Like all creatures, hedgehogs are part of the ecosystem and have a crucial part to play but over the past two decades, their numbers have dwindled significantly, partly due to habitat loss, so they need our help:

  • Hedgehogs can travel up to 1-2kms every night when active, so help them travel safely through your garden by creating a hedgehog hole or ‘highway’ in your garden fence or wall. A gap 13cm x 13cm is large enough to give these prickly creatures space to roam and forage.
  • As winter arrives, hedgehogs will be looking for a safe place to hibernate. Leaving piles of leaves in a quiet area in your garden, protected from the elements, can provide a comfortable nest and provide a haven for insects.
  • Check garden bonfires for any hibernating animal or move the pile to a fresh spot before lighting and make any ponds safe for small creatures by creating exit ramps.
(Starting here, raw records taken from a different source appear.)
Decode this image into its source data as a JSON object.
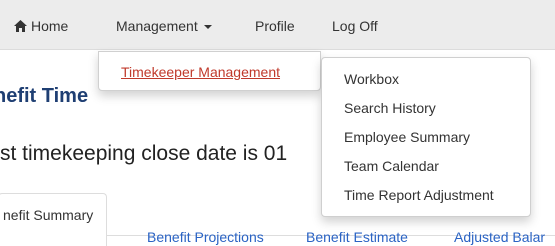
{
  "nav": {
    "home_label": "Home",
    "management_label": "Management",
    "profile_label": "Profile",
    "logoff_label": "Log Off"
  },
  "management_menu": {
    "items": [
      "Timekeeper Management"
    ]
  },
  "sub_menu": {
    "items": [
      "Workbox",
      "Search History",
      "Employee Summary",
      "Team Calendar",
      "Time Report Adjustment"
    ]
  },
  "page": {
    "title": "nefit Time",
    "close_date_text": "st timekeeping close date is 01"
  },
  "tabs": [
    {
      "label": "nefit Summary",
      "active": true
    },
    {
      "label": "Benefit Projections",
      "active": false
    },
    {
      "label": "Benefit Estimate",
      "active": false
    },
    {
      "label": "Adjusted Balar",
      "active": false
    }
  ],
  "colors": {
    "navbar_bg": "#ececec",
    "title": "#1f3f73",
    "link": "#2a63c4",
    "menu_link": "#c0392b"
  },
  "icons": {
    "home": "home-icon",
    "caret": "caret-down-icon"
  }
}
Caring for insects and other wildlife

  • Take care when turning over compost bins so as not to disturb or hurt hedgehogs, toads and frogs.
  • Make a bug hotel for solitary bees and other insects
  • Provide a shallow dish of water at ground level for birds and other visiting wildlife.
  • While many insects stay active in winter some will go into a state of torpor and seek shelter in trees, under logs and in leaf litter so resist clearing up the garden. Butterflies may hibernate in garden sheds and outhouses.

Tree planting

Trees provide many benefits. Not only do they help clean the air we breathe, absorb harmful pollutants and reduce the risk of flooding by slowing down the absorption of water into the soil, but they also act as a carbon sink, helping reduce the damaging effects of climate change.

Not only that, a single tree can be home to hundreds of species of insects, fungi, moss, mammals and plants.

The Royal Horticulture Society recommends that the best time to plant is during the winter months (October to April), avoiding waterlogged or frozen soil.

To reach its 2050 net-zero carbon target, the UK needs millions trees to be planted. To support this ambition, the Woodland Trust offers free trees to schools and groups looking to plant in their local community.